About WCCN

Founded in 1984, the Wisconsin Coordinating Council on Nicaragua (WCCN) is an independent, nation-wide, non-profit, membership-supported organization based in Madison, Wisconsin.

WCCN Staff & Board

Mission

The Wisconsin Coordinating Council on Nicaragua (WCCN) fights poverty by partnering with Nicaraguans to build sustainable economic alternatives for the working poor. Utilizing the powerful tool of microcredit, WCCN provides low-income Nicaraguan entrepreneurs and small farmers access to financing so they can grow their operations and work their way out of poverty. WCCN also promotes fair trade, women’s empowerment, and housing improvement initiatives and fosters greater understanding, goodwill, and peace through people-to-people exchanges.

Vision

WCCN envisions a world where access to financial services and economic resources is not the privilege of a few, but instead an opportunity for many.
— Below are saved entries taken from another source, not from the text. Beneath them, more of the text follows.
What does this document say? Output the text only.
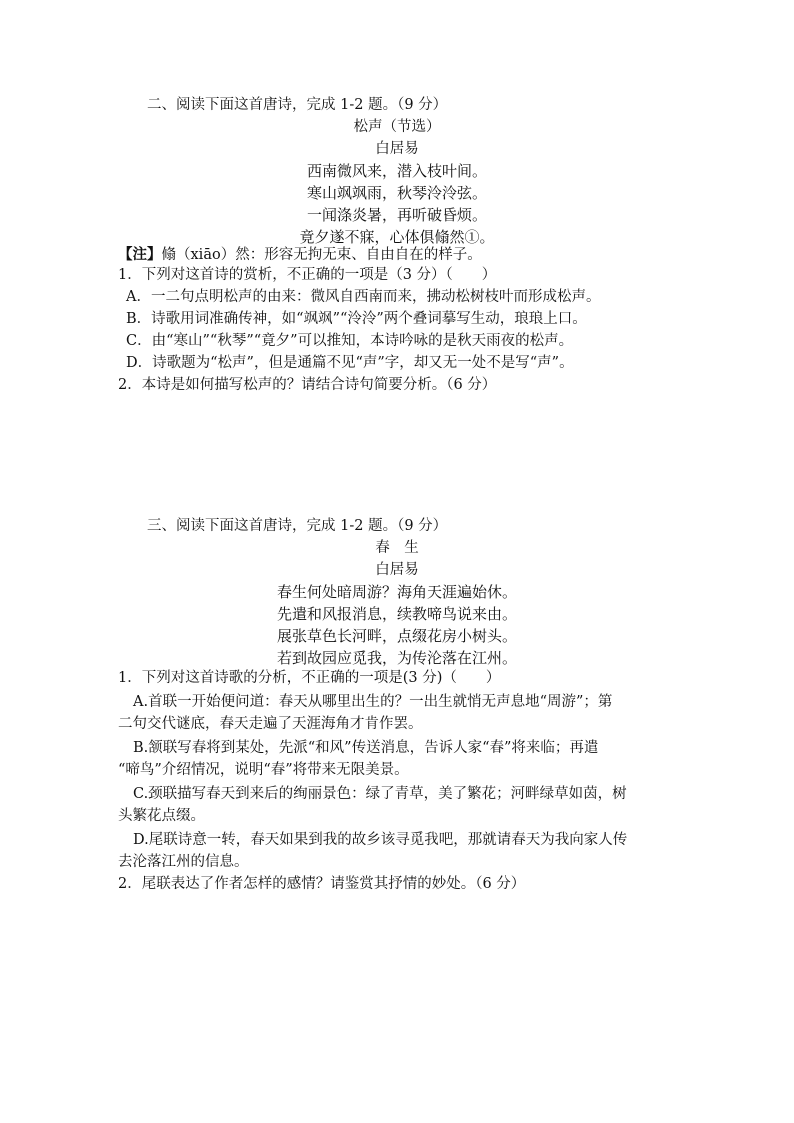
二、阅读下面这首唐诗，完成 1-2 题。（9 分）
松声（节选）
白居易
西南微风来，潜入枝叶间。
寒山飒飒雨，秋琴泠泠弦。
一闻涤炎暑，再听破昏烦。
竟夕遂不寐，心体俱翛然①。
【注】翛（xiāo）然：形容无拘无束、自由自在的样子。
1．下列对这首诗的赏析，不正确的一项是（3 分）（　　）
A．一二句点明松声的由来：微风自西南而来，拂动松树枝叶而形成松声。
B．诗歌用词准确传神，如“飒飒”“泠泠”两个叠词摹写生动，琅琅上口。
C．由“寒山”“秋琴”“竟夕”可以推知，本诗吟咏的是秋天雨夜的松声。
D．诗歌题为“松声”，但是通篇不见“声”字，却又无一处不是写“声”。
2．本诗是如何描写松声的？请结合诗句简要分析。（6 分）
三、阅读下面这首唐诗，完成 1-2 题。（9 分）
春　生
白居易
春生何处暗周游？海角天涯遍始休。
先遣和风报消息，续教啼鸟说来由。
展张草色长河畔，点缀花房小树头。
若到故园应觅我，为传沦落在江州。
1．下列对这首诗歌的分析，不正确的一项是(3 分)（　　）
A.首联一开始便问道：春天从哪里出生的？一出生就悄无声息地“周游”；第
二句交代谜底，春天走遍了天涯海角才肯作罢。
B.颔联写春将到某处，先派“和风”传送消息，告诉人家“春”将来临；再遣
“啼鸟”介绍情况，说明“春”将带来无限美景。
C.颈联描写春天到来后的绚丽景色：绿了青草，美了繁花；河畔绿草如茵，树
头繁花点缀。
D.尾联诗意一转，春天如果到我的故乡该寻觅我吧，那就请春天为我向家人传
去沦落江州的信息。
2．尾联表达了作者怎样的感情？请鉴赏其抒情的妙处。（6 分）
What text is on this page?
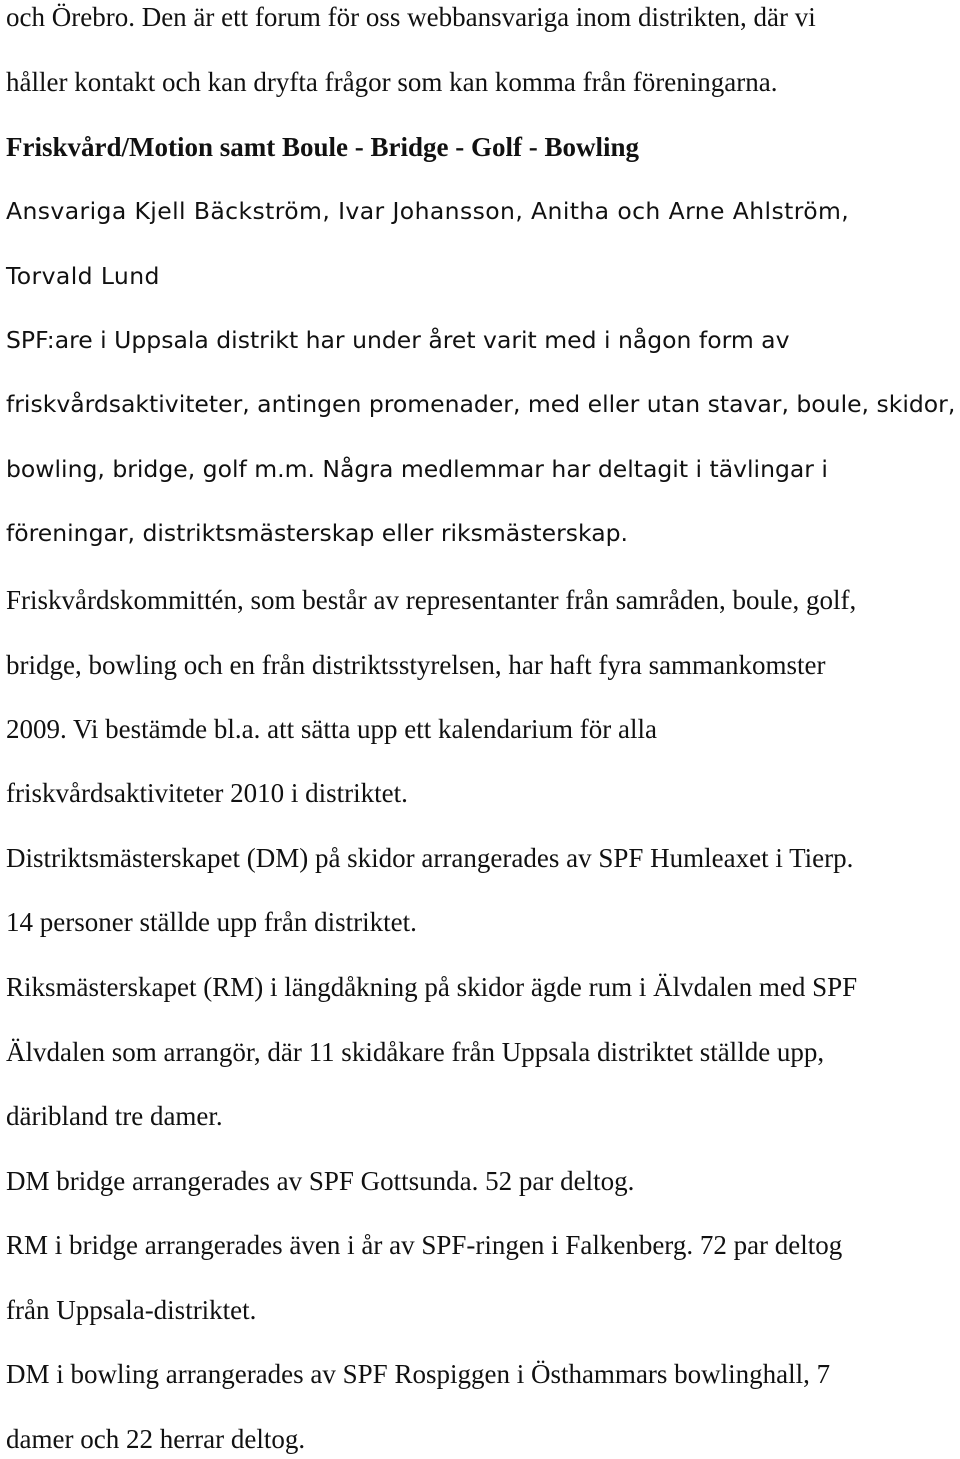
och Örebro. Den är ett forum för oss webbansvariga inom distrikten, där vi
håller kontakt och kan dryfta frågor som kan komma från föreningarna.
Friskvård/Motion samt Boule - Bridge - Golf - Bowling
Ansvariga Kjell Bäckström, Ivar Johansson, Anitha och Arne Ahlström,
Torvald Lund
SPF:are i Uppsala distrikt har under året varit med i någon form av
friskvårdsaktiviteter, antingen promenader, med eller utan stavar, boule, skidor,
bowling, bridge, golf m.m. Några medlemmar har deltagit i tävlingar i
föreningar, distriktsmästerskap eller riksmästerskap.
Friskvårdskommittén, som består av representanter från samråden, boule, golf,
bridge, bowling och en från distriktsstyrelsen, har haft fyra sammankomster
2009. Vi bestämde bl.a. att sätta upp ett kalendarium för alla
friskvårdsaktiviteter 2010 i distriktet.
Distriktsmästerskapet (DM) på skidor arrangerades av SPF Humleaxet i Tierp.
14 personer ställde upp från distriktet.
Riksmästerskapet (RM) i längdåkning på skidor ägde rum i Älvdalen med SPF
Älvdalen som arrangör, där 11 skidåkare från Uppsala distriktet ställde upp,
däribland tre damer.
DM bridge arrangerades av SPF Gottsunda. 52 par deltog.
RM i bridge arrangerades även i år av SPF-ringen i Falkenberg. 72 par deltog
från Uppsala-distriktet.
DM i bowling arrangerades av SPF Rospiggen i Östhammars bowlinghall, 7
damer och 22 herrar deltog.
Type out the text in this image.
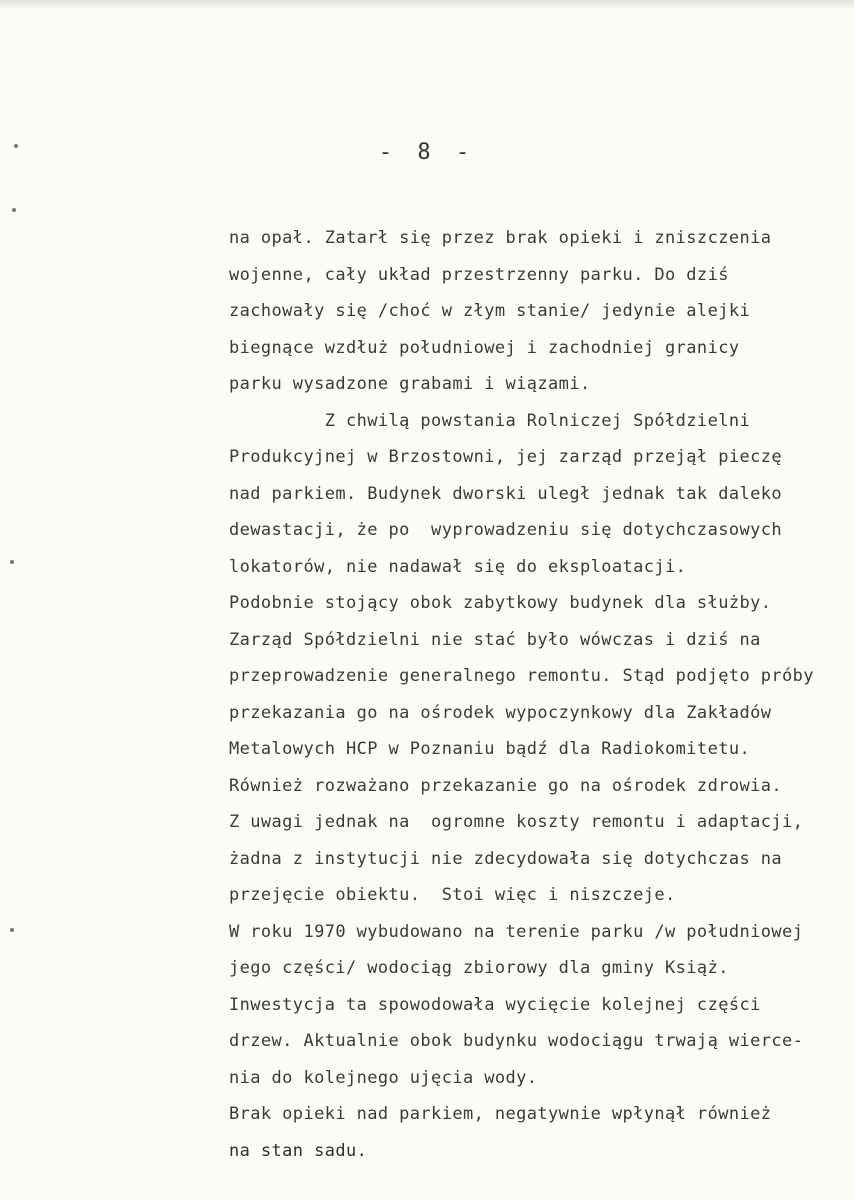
- 8 -
na opał. Zatarł się przez brak opieki i zniszczenia
wojenne, cały układ przestrzenny parku. Do dziś
zachowały się /choć w złym stanie/ jedynie alejki
biegnące wzdłuż południowej i zachodniej granicy
parku wysadzone grabami i wiązami.
Z chwilą powstania Rolniczej Spółdzielni
Produkcyjnej w Brzostowni, jej zarząd przejął pieczę
nad parkiem. Budynek dworski uległ jednak tak daleko
dewastacji, że po  wyprowadzeniu się dotychczasowych
lokatorów, nie nadawał się do eksploatacji.
Podobnie stojący obok zabytkowy budynek dla służby.
Zarząd Spółdzielni nie stać było wówczas i dziś na
przeprowadzenie generalnego remontu. Stąd podjęto próby
przekazania go na ośrodek wypoczynkowy dla Zakładów
Metalowych HCP w Poznaniu bądź dla Radiokomitetu.
Również rozważano przekazanie go na ośrodek zdrowia.
Z uwagi jednak na  ogromne koszty remontu i adaptacji,
żadna z instytucji nie zdecydowała się dotychczas na
przejęcie obiektu.  Stoi więc i niszczeje.
W roku 1970 wybudowano na terenie parku /w południowej
jego części/ wodociąg zbiorowy dla gminy Książ.
Inwestycja ta spowodowała wycięcie kolejnej części
drzew. Aktualnie obok budynku wodociągu trwają wierce-
nia do kolejnego ujęcia wody.
Brak opieki nad parkiem, negatywnie wpłynął również
na stan sadu.
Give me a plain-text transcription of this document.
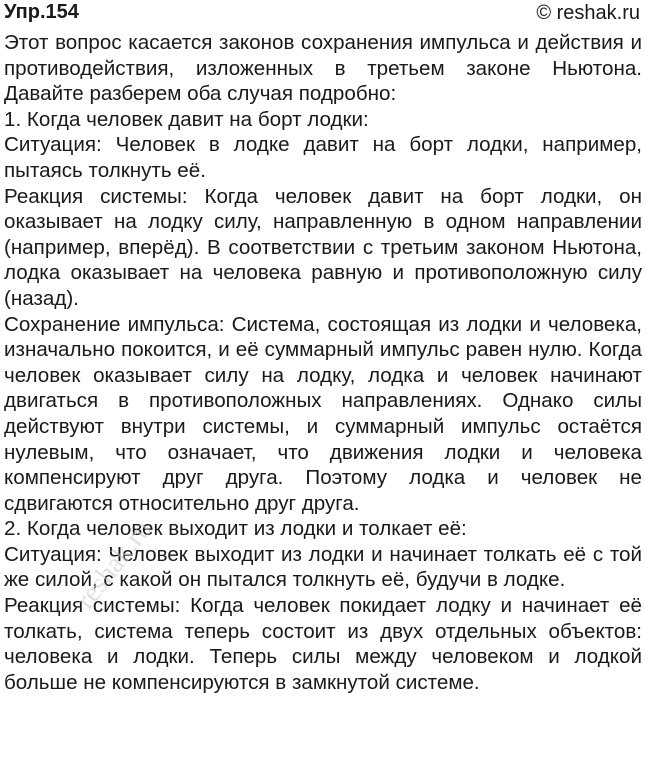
Упр.154	© reshak.ru

Этот вопрос касается законов сохранения импульса и действия и противодействия, изложенных в третьем законе Ньютона. Давайте разберем оба случая подробно:

1. Когда человек давит на борт лодки:

Ситуация: Человек в лодке давит на борт лодки, например, пытаясь толкнуть её.

Реакция системы: Когда человек давит на борт лодки, он оказывает на лодку силу, направленную в одном направлении (например, вперёд). В соответствии с третьим законом Ньютона, лодка оказывает на человека равную и противоположную силу (назад).

Сохранение импульса: Система, состоящая из лодки и человека, изначально покоится, и её суммарный импульс равен нулю. Когда человек оказывает силу на лодку, лодка и человек начинают двигаться в противоположных направлениях. Однако силы действуют внутри системы, и суммарный импульс остаётся нулевым, что означает, что движения лодки и человека компенсируют друг друга. Поэтому лодка и человек не сдвигаются относительно друг друга.

2. Когда человек выходит из лодки и толкает её:

Ситуация: Человек выходит из лодки и начинает толкать её с той же силой, с какой он пытался толкнуть её, будучи в лодке.

Реакция системы: Когда человек покидает лодку и начинает её толкать, система теперь состоит из двух отдельных объектов: человека и лодки. Теперь силы между человеком и лодкой больше не компенсируются в замкнутой системе.

reshak.ru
Based on principles of economic and social justice and citizen diplomacy, WCCN’s projects strive to break down barriers of exclusion, thereby empowering Nicaragua’s working poor to actively participate in their own economic decision-making and provide better futures for themselves, their families, and their communities.

What WCCN Does

  • Sustainable Development: We work in partnership with socially responsible investors in the United States, and Nicaraguan organizations involved in alternative credit programs with the aim of promoting a sustainable model of financing Nicaraguan families who lack access to other sources of credit. Through the Nicaraguan Credit Alternatives Fund (NICA Fund), WCCN channels investments from socially responsible investors in the United States to those alternative credit organizations in Nicaragua, through loans at affordable interest rates. We also encourage U.S. citizens to support alternative economic projects that enable Nicaraguans to improve their standards of life, such as fair trade coffee.
  • Social Justice: We work in solidarity with Nicaraguan individuals and social organizations through the U.S.-Nicaragua Women's Empowerment Project and the Housing and Property Rights Project.
  • Public Education: Through WCCN's publications and educational events, we help inform people in the United States about the current social and political situation in Nicaragua and about the historical relationship between our countries.
  • Citizen diplomacy: We support the Madison-Managua Sister City relationship and other connections between Nicaraguans and Americans that promote grassroots understanding, goodwill and peace. To build people-to-people connections, WCCN sponsors study tours of Nicaragua, as well as bringing Nicaraguan speakers to the United States.